- the ancient Eastern Arc chain mountains stretching a broken crescent from the Taita hills in southern Kenya down to Morogoro and the southern highlands
The Usambara’s are a part of the ancient Eastern Arc chain which mountains stretch in a broken crescent from the Taita hills in southern Kenya down to Morogoro and the southern highlands. They are estimated to be at least 100 million years old and the rocks forming them may be as much as 600 million years old. The mountains are home to an exceptional assortment of plants and animals and represent one of the highest degrees of biodiversity on the continent.
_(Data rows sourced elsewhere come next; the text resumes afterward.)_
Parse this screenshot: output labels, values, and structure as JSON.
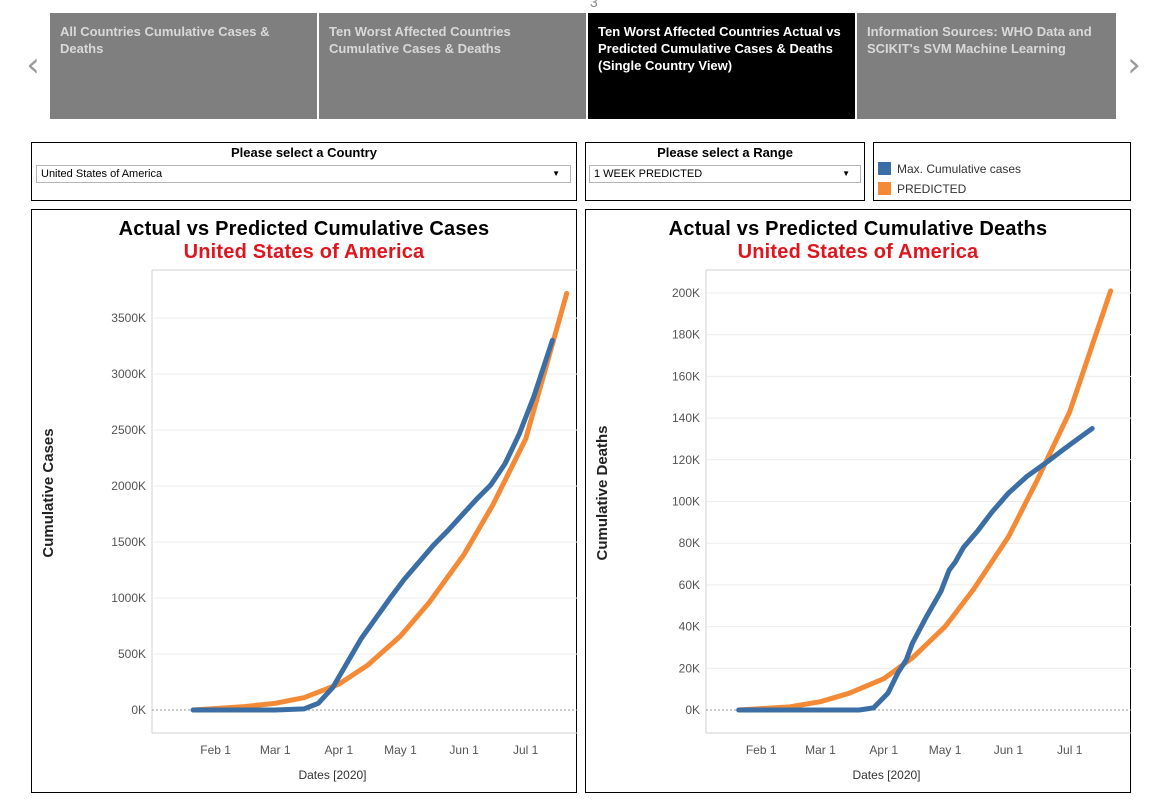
{
  "story": {
    "index": "3",
    "prev_glyph": "‹",
    "next_glyph": "›",
    "tabs": [
      {
        "label": "All Countries Cumulative Cases & Deaths",
        "active": false
      },
      {
        "label": "Ten Worst Affected Countries Cumulative Cases & Deaths",
        "active": false
      },
      {
        "label": "Ten Worst Affected Countries Actual vs Predicted Cumulative Cases & Deaths (Single Country View)",
        "active": true
      },
      {
        "label": "Information Sources: WHO Data and SCIKIT's SVM Machine Learning",
        "active": false
      }
    ]
  },
  "filters": {
    "country": {
      "title": "Please select a Country",
      "value": "United States of America",
      "caret": "▼"
    },
    "range": {
      "title": "Please select a Range",
      "value": "1 WEEK PREDICTED",
      "caret": "▼"
    }
  },
  "legend": [
    {
      "label": "Max. Cumulative cases",
      "color": "#3b6ea5"
    },
    {
      "label": "PREDICTED",
      "color": "#f58a36"
    }
  ],
  "colors": {
    "actual": "#3b6ea5",
    "predicted": "#f58a36",
    "subtitle": "#e0161e"
  },
  "chart_data": [
    {
      "type": "line",
      "title": "Actual vs Predicted Cumulative Cases",
      "subtitle": "United States of America",
      "xlabel": "Dates  [2020]",
      "ylabel": "Cumulative Cases",
      "x_ticks": [
        "Feb 1",
        "Mar 1",
        "Apr 1",
        "May 1",
        "Jun 1",
        "Jul 1"
      ],
      "y_ticks": [
        "0K",
        "500K",
        "1000K",
        "1500K",
        "2000K",
        "2500K",
        "3000K",
        "3500K"
      ],
      "ylim": [
        0,
        3700000
      ],
      "series": [
        {
          "name": "Max. Cumulative cases",
          "x": [
            "2020-01-21",
            "2020-02-15",
            "2020-03-01",
            "2020-03-15",
            "2020-03-22",
            "2020-03-29",
            "2020-04-05",
            "2020-04-12",
            "2020-04-19",
            "2020-04-26",
            "2020-05-03",
            "2020-05-10",
            "2020-05-17",
            "2020-05-24",
            "2020-05-31",
            "2020-06-07",
            "2020-06-14",
            "2020-06-21",
            "2020-06-28",
            "2020-07-05",
            "2020-07-14"
          ],
          "y": [
            0,
            0,
            0,
            10000,
            60000,
            200000,
            420000,
            640000,
            820000,
            1000000,
            1170000,
            1320000,
            1470000,
            1600000,
            1740000,
            1880000,
            2010000,
            2200000,
            2470000,
            2800000,
            3300000
          ]
        },
        {
          "name": "PREDICTED",
          "x": [
            "2020-01-21",
            "2020-02-15",
            "2020-03-01",
            "2020-03-15",
            "2020-04-01",
            "2020-04-15",
            "2020-05-01",
            "2020-05-15",
            "2020-06-01",
            "2020-06-15",
            "2020-07-01",
            "2020-07-21"
          ],
          "y": [
            0,
            30000,
            60000,
            110000,
            230000,
            400000,
            660000,
            960000,
            1390000,
            1830000,
            2420000,
            3720000
          ]
        }
      ]
    },
    {
      "type": "line",
      "title": "Actual vs Predicted Cumulative Deaths",
      "subtitle": "United States of America",
      "xlabel": "Dates  [2020]",
      "ylabel": "Cumulative Deaths",
      "x_ticks": [
        "Feb 1",
        "Mar 1",
        "Apr 1",
        "May 1",
        "Jun 1",
        "Jul 1"
      ],
      "y_ticks": [
        "0K",
        "20K",
        "40K",
        "60K",
        "80K",
        "100K",
        "120K",
        "140K",
        "160K",
        "180K",
        "200K"
      ],
      "ylim": [
        0,
        206000
      ],
      "series": [
        {
          "name": "Max. Cumulative cases",
          "x": [
            "2020-01-21",
            "2020-03-20",
            "2020-03-27",
            "2020-04-03",
            "2020-04-08",
            "2020-04-12",
            "2020-04-15",
            "2020-04-22",
            "2020-04-29",
            "2020-05-03",
            "2020-05-06",
            "2020-05-10",
            "2020-05-17",
            "2020-05-24",
            "2020-06-01",
            "2020-06-10",
            "2020-06-20",
            "2020-06-28",
            "2020-07-05",
            "2020-07-12"
          ],
          "y": [
            0,
            0,
            1000,
            8000,
            18000,
            24000,
            32000,
            45000,
            57000,
            67000,
            71000,
            78000,
            86000,
            95000,
            104000,
            112000,
            119000,
            125000,
            130000,
            135000
          ]
        },
        {
          "name": "PREDICTED",
          "x": [
            "2020-01-21",
            "2020-02-15",
            "2020-03-01",
            "2020-03-15",
            "2020-04-01",
            "2020-04-15",
            "2020-05-01",
            "2020-05-15",
            "2020-06-01",
            "2020-06-15",
            "2020-07-01",
            "2020-07-21"
          ],
          "y": [
            0,
            1500,
            4000,
            8000,
            15000,
            25000,
            40000,
            58000,
            83000,
            110000,
            143000,
            201000
          ]
        }
      ]
    }
  ]
}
The range is accessible from the towns of Lushoto in the west, and Amani in the east. The Usambaras are commonly split into two sub-ranges, the West Usambara and the East Usambara. The East Usambara is closer to the coast, receives more rainfall, and is significantly smaller than the west.
The East Usambara mountains belong to the Eastern Arc Mountains, which is a chain of isolated mountains stretching in a great arc from Southeast Kenya to Southwest Tanzania. Geologically the mountains are very old – at least 100 million years. The total area of African rain forests diminished due to cold and dry periods which started about 2.5 million years ago. The Indian ocean maintained the moist climate required by the rain-forests. The individual Eastern Arc Mountains became isolated from the large African rain-forests and finally from each other.
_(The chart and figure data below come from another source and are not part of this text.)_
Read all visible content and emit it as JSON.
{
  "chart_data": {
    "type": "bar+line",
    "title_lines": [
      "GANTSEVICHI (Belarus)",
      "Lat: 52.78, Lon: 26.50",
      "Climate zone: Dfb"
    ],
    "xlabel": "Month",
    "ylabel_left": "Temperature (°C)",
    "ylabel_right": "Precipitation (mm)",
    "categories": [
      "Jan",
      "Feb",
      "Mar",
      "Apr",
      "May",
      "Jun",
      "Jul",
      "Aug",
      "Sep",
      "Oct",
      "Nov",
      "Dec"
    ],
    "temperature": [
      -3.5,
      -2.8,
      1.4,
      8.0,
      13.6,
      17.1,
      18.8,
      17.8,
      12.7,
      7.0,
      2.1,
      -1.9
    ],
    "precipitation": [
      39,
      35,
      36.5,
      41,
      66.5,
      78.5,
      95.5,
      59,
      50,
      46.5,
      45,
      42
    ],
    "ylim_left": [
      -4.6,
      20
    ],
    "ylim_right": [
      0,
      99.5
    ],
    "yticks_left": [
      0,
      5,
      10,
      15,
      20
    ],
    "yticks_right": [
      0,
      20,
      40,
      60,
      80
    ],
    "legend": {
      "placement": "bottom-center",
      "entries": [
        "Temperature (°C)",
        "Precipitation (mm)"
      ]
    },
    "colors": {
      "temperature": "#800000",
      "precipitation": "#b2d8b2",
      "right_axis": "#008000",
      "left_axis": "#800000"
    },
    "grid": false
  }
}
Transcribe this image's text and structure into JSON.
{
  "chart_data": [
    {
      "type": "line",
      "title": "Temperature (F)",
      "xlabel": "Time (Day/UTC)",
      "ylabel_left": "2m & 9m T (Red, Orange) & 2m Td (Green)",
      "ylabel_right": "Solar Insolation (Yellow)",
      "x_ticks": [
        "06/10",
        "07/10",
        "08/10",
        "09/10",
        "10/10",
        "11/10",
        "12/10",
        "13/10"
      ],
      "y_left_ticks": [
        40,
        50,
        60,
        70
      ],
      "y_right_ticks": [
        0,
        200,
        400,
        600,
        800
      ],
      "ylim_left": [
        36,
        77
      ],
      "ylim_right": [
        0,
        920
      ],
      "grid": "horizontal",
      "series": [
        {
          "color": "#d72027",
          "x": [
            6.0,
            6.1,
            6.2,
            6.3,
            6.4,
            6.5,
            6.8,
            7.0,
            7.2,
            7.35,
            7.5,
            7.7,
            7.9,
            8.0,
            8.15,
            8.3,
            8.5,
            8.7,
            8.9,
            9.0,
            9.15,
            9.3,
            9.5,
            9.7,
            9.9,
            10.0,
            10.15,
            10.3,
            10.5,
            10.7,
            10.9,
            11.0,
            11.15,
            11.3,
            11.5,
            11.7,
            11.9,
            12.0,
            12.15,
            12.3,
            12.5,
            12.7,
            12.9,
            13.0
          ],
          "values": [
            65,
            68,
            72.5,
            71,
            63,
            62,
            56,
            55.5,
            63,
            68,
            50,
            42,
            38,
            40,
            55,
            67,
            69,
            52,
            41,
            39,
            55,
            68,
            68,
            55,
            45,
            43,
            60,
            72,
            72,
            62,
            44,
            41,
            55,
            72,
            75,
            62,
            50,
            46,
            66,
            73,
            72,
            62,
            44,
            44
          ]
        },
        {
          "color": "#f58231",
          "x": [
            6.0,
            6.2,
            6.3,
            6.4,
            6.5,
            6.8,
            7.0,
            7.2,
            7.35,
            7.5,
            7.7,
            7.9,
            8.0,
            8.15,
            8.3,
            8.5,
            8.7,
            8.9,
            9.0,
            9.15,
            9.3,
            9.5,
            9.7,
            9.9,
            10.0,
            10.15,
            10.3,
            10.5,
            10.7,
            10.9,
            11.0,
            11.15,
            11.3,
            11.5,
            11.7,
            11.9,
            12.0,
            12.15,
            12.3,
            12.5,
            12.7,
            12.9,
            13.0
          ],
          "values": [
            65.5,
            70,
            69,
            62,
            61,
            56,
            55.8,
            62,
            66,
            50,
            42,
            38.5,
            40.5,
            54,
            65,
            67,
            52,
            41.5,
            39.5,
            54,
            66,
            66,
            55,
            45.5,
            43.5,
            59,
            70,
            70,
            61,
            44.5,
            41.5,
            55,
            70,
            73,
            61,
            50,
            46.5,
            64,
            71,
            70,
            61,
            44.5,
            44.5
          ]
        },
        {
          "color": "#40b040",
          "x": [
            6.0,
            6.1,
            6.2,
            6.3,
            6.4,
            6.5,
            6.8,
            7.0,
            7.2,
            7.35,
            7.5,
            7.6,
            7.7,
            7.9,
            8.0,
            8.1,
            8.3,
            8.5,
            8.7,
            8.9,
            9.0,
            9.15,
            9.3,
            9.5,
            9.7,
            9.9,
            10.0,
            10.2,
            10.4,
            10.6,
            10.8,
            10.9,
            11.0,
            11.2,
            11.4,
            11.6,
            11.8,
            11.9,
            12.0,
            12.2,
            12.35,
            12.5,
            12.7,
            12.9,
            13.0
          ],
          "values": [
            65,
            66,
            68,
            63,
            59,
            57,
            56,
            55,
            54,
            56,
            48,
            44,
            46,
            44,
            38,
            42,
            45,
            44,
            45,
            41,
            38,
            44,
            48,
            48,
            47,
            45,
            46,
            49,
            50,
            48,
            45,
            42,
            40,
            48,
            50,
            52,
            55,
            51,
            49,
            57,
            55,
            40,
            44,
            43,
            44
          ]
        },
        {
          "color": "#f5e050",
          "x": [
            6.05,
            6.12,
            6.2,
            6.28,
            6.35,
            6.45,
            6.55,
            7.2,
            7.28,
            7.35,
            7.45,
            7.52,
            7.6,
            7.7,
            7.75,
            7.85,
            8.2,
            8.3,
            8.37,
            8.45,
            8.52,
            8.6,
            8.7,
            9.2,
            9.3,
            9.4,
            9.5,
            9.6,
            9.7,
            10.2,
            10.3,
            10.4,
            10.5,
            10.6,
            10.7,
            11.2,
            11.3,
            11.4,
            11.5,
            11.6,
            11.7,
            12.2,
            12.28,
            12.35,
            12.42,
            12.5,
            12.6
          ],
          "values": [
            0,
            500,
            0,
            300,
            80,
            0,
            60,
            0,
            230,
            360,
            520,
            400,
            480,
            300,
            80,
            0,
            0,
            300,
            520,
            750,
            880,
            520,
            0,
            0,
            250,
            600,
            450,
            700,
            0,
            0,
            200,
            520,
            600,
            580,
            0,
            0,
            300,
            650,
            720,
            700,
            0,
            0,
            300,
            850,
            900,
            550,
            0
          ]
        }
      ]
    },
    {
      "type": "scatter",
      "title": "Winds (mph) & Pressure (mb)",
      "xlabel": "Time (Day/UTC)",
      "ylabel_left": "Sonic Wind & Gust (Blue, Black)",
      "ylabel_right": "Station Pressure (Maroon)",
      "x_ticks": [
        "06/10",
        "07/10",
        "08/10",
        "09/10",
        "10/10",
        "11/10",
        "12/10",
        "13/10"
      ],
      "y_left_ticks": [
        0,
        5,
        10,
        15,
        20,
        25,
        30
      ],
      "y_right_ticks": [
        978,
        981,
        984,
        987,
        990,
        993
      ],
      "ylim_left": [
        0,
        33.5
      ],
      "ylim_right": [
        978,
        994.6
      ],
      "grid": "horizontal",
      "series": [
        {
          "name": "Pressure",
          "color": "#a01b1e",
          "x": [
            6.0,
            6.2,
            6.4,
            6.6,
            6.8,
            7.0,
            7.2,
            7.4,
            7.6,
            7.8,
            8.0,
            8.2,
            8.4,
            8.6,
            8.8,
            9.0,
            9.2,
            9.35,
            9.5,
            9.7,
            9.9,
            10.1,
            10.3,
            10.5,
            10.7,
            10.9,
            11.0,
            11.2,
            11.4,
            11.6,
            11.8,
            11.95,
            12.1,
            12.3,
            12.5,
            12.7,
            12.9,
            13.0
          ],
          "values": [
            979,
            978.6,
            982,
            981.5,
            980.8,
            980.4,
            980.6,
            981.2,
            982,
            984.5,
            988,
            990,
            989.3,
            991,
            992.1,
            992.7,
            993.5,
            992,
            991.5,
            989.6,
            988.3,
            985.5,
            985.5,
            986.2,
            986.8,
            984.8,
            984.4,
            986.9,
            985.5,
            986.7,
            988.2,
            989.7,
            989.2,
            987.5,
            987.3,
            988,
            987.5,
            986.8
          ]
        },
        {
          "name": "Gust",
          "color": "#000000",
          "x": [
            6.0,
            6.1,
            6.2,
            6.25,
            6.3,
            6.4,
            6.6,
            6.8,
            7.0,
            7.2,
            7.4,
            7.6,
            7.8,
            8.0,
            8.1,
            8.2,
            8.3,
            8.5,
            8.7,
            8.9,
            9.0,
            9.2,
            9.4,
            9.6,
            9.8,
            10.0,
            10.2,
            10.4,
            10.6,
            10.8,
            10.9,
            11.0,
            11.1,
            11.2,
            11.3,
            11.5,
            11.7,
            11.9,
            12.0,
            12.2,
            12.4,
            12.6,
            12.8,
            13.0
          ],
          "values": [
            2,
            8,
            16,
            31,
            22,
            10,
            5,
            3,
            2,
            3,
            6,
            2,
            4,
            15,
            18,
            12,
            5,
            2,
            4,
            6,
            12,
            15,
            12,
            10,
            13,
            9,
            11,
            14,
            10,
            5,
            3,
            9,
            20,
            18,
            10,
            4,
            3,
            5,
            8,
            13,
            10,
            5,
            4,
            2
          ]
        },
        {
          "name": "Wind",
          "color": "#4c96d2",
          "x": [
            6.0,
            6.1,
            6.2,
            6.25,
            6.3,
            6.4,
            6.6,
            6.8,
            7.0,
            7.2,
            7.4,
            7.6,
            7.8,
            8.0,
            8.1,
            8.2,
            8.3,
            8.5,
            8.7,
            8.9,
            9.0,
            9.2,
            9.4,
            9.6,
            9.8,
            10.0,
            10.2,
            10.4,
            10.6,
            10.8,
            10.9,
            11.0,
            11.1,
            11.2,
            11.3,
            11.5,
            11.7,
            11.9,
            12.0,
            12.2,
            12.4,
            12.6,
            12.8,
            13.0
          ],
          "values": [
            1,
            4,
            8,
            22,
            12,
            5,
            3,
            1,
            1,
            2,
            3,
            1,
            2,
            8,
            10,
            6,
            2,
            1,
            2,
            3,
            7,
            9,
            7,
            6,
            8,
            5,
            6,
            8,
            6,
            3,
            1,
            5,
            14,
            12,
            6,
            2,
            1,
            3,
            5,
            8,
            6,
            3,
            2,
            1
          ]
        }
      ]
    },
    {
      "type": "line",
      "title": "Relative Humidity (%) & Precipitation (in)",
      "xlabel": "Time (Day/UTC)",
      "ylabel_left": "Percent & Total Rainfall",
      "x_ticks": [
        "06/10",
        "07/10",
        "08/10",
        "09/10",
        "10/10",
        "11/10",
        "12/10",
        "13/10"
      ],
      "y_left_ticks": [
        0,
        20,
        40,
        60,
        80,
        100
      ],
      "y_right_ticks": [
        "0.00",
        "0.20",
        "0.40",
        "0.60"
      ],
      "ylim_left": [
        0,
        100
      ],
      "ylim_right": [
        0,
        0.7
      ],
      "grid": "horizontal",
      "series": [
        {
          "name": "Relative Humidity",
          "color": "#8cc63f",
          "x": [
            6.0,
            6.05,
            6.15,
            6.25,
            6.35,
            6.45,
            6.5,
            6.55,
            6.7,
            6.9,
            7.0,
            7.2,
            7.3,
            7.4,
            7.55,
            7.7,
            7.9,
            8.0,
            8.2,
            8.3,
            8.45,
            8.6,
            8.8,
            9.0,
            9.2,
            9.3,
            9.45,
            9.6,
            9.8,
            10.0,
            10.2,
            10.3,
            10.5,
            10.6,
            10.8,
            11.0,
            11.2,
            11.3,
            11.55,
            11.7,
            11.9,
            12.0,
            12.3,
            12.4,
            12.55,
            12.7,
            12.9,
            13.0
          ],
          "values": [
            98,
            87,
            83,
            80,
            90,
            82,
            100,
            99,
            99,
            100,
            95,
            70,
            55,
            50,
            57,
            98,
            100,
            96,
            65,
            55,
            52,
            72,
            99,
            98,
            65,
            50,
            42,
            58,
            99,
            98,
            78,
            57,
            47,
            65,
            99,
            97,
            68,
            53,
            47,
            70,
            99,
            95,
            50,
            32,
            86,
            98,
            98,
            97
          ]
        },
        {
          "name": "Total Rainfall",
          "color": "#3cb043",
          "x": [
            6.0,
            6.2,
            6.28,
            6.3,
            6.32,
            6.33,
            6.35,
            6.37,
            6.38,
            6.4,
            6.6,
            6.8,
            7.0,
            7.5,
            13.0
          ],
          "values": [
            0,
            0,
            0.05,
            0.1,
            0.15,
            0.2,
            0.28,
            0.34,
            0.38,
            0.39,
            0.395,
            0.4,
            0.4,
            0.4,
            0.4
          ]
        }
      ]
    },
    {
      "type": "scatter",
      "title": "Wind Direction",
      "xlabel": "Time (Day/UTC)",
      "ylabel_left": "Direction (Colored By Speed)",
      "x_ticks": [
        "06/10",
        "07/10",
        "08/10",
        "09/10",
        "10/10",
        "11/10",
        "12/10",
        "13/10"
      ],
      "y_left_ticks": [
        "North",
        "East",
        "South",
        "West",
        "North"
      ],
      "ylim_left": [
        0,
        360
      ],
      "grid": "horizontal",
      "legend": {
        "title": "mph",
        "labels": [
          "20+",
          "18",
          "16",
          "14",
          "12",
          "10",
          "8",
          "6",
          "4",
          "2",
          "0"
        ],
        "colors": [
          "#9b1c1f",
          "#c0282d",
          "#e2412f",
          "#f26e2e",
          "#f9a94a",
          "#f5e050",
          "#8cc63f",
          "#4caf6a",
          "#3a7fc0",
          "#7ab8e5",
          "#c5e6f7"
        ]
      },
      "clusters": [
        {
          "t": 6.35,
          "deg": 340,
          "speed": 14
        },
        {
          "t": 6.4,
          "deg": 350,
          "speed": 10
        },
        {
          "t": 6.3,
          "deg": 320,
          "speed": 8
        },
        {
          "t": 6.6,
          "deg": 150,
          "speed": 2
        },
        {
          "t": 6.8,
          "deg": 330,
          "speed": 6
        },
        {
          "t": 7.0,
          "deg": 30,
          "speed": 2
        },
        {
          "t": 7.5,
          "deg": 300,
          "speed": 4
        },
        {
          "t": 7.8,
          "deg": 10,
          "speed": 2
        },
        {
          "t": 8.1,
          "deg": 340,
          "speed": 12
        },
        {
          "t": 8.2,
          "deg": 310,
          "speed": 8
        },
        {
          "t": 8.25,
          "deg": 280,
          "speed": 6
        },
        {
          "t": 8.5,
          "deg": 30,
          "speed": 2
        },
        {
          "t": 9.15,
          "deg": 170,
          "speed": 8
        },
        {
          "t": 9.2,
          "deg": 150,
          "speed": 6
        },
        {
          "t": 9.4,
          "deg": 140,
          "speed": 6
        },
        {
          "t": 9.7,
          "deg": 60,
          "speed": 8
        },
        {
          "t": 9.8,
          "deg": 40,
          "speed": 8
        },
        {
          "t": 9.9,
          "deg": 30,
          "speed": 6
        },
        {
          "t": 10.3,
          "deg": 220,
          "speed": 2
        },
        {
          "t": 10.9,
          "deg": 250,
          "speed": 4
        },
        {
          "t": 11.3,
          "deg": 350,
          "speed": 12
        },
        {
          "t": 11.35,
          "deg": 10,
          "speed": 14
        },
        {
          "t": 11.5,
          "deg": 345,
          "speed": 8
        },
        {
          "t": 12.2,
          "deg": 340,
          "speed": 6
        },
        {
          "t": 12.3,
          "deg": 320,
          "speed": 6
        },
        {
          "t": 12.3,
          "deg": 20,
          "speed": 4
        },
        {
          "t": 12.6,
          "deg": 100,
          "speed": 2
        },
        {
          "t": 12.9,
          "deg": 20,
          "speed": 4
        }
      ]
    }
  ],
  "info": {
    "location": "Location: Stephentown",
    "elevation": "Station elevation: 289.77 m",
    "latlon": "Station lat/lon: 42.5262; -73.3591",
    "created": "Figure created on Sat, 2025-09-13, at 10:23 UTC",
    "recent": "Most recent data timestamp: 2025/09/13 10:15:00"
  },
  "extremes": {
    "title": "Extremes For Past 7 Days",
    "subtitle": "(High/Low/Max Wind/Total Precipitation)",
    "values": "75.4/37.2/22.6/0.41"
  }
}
The Climate of the East Usambaras differs from much of the rest of Tanzania. Rain can and does fall at any time of the year, although there is a seasonal pattern. Tanzania has a hot, dry season in December-March, and a cooler, dry season in May to October. The ‘short’ rains occur in November and ‘long’ rains in April-May. The climate on the coast can be hot and humid, however, because of the altitude (800-1400m), the East Usambaras are cooler and wetter than the surrounding lowlands. The rainfall averages over 1,500mm a year with an average temperature of 20C.
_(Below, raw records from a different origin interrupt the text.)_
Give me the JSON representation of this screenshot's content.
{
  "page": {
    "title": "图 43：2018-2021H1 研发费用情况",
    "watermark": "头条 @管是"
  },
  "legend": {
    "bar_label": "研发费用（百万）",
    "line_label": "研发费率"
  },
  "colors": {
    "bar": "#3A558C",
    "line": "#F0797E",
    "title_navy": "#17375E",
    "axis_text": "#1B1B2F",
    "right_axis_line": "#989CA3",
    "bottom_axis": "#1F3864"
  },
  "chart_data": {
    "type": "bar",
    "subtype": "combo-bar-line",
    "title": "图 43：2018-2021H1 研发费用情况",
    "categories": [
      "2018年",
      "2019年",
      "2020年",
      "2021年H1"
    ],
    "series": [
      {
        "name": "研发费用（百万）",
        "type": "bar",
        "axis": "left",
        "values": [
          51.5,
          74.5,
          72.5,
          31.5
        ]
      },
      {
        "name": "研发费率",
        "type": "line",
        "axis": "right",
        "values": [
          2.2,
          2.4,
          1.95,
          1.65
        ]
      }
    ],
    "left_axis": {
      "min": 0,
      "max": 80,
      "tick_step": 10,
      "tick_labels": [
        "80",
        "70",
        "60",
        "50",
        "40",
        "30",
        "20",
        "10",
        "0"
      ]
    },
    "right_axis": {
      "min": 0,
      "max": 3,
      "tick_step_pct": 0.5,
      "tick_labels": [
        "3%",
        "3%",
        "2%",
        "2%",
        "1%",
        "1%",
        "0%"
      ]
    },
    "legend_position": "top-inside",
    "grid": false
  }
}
The East Usambaras are fairly densely populated and lie within the more densely populated North of Tanzania. The area contains 18 villages with a total population of about 15,500. An additional 4,000 people live and work on tea plantations in the area. The population is growing rapidly through a combination of natural increase and in-migration.
Different from the classic picture of East Africa – savannah – this is a lush and green area. The natural vegetation of the submontane forest supports a wide variety of flora and fauna, much of which is endemic and for which the area is renowned both nationally and internationally. It is considered an international ‘hotspot’ for biodiversity. The East Usambaras are particularly well known for birdlife, with over 350 recorded species. The Usambaras are a bird-watching paradise. Abundant and diverse species can be spotted and according to experts, the Usambaras is one of Africa ’s best bird-watching locations.